Monday, July 02, 2007
Ever had a book take an unexpected twist on you? It happened to me this weekend. I'd plotted out my book, knew where it was going and how it would end, then wrote a scene that ended up going in a completely different direction. (I blogged about this at my personal blog but figured I'd do it here and see if it's ever happened to any of you.) Now, granted, I'm not a big plotter. I mean, I have scene lists, plot points I know I need to hit, but generally the book goes where it needs to go and I don't over plot any one point. This scene, however, took the book in a totally different direction. And after I was done, I sat back and thought, Hmm...how on earth did that happen? Then I moved away from the computer, let it sink in, and realized - like a smack to my forehead - that this was exactly where the book should have gone.

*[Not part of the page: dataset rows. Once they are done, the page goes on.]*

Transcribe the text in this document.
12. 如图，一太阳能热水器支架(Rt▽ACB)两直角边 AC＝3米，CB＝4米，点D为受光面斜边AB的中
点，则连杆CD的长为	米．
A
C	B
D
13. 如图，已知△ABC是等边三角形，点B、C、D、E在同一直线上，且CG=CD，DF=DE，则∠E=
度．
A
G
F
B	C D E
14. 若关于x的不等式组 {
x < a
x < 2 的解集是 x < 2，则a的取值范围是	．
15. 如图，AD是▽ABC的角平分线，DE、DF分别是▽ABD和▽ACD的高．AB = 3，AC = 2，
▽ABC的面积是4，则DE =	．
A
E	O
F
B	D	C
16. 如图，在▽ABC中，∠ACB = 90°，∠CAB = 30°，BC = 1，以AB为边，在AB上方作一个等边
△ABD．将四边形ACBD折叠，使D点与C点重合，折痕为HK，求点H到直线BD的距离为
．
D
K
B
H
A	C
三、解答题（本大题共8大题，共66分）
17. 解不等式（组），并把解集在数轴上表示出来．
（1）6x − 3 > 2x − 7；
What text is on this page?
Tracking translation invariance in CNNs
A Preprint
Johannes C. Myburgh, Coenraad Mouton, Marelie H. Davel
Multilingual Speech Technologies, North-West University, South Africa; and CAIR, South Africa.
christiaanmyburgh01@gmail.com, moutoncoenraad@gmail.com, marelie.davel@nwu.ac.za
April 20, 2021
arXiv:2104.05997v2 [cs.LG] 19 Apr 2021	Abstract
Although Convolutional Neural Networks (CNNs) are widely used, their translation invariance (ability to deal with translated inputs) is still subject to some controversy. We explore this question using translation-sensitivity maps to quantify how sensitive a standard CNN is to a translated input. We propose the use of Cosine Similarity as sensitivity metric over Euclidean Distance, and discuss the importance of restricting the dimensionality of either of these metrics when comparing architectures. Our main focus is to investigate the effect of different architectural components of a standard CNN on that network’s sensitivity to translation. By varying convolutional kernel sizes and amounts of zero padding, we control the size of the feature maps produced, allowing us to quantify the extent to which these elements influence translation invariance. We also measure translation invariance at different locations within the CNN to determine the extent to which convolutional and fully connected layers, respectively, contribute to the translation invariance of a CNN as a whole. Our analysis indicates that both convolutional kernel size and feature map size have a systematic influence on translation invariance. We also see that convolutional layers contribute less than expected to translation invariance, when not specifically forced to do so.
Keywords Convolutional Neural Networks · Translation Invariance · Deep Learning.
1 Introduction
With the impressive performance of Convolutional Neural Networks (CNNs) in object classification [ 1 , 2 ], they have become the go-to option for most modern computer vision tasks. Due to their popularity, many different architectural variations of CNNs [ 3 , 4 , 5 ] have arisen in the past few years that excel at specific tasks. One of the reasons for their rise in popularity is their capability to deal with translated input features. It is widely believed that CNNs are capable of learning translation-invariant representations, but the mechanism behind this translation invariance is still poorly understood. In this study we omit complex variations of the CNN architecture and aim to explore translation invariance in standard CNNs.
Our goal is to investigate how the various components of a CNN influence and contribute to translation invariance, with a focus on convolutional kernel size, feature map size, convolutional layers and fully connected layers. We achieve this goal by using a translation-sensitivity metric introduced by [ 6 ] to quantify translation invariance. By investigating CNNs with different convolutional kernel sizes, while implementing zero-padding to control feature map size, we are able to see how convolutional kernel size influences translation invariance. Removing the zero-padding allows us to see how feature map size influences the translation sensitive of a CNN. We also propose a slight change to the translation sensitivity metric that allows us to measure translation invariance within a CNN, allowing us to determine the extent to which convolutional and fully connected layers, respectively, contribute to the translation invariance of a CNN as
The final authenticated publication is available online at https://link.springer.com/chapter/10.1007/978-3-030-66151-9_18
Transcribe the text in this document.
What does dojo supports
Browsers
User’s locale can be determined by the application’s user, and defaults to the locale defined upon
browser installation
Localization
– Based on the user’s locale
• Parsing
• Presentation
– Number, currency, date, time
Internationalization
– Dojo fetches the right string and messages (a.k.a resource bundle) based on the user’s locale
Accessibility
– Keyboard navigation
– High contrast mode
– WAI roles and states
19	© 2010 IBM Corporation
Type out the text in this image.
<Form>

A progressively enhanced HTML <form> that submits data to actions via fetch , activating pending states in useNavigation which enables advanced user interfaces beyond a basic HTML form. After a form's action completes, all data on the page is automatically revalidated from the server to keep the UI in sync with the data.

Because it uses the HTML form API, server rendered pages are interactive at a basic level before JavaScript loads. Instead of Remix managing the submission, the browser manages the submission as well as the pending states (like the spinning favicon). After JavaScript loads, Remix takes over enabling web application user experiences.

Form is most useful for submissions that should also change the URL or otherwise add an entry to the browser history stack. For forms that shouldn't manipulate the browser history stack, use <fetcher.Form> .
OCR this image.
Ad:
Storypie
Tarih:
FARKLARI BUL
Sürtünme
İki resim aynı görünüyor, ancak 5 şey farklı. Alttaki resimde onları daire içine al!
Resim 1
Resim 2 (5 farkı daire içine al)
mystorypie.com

I don't overanzlyze things to death, and I sort of think of myself as an organic writer. The biggest problems I've had with books is trying to force a story to go in a direction it doesn't want to go. And maybe that's why this book is taking so dang long to finish. Regardless, now that this new path has been shown to me by the plotting fairies, I think I may actually see the light at the end of the tunnel. I can finally see the black moment and the resolution, and I know what my hero has to give up in order for the story to get there (and it's definitely something he NEVER would have given up when the book started).
So I'd love to hear if this has ever happened to anyone else. Especially if you consider yourself a big plotter.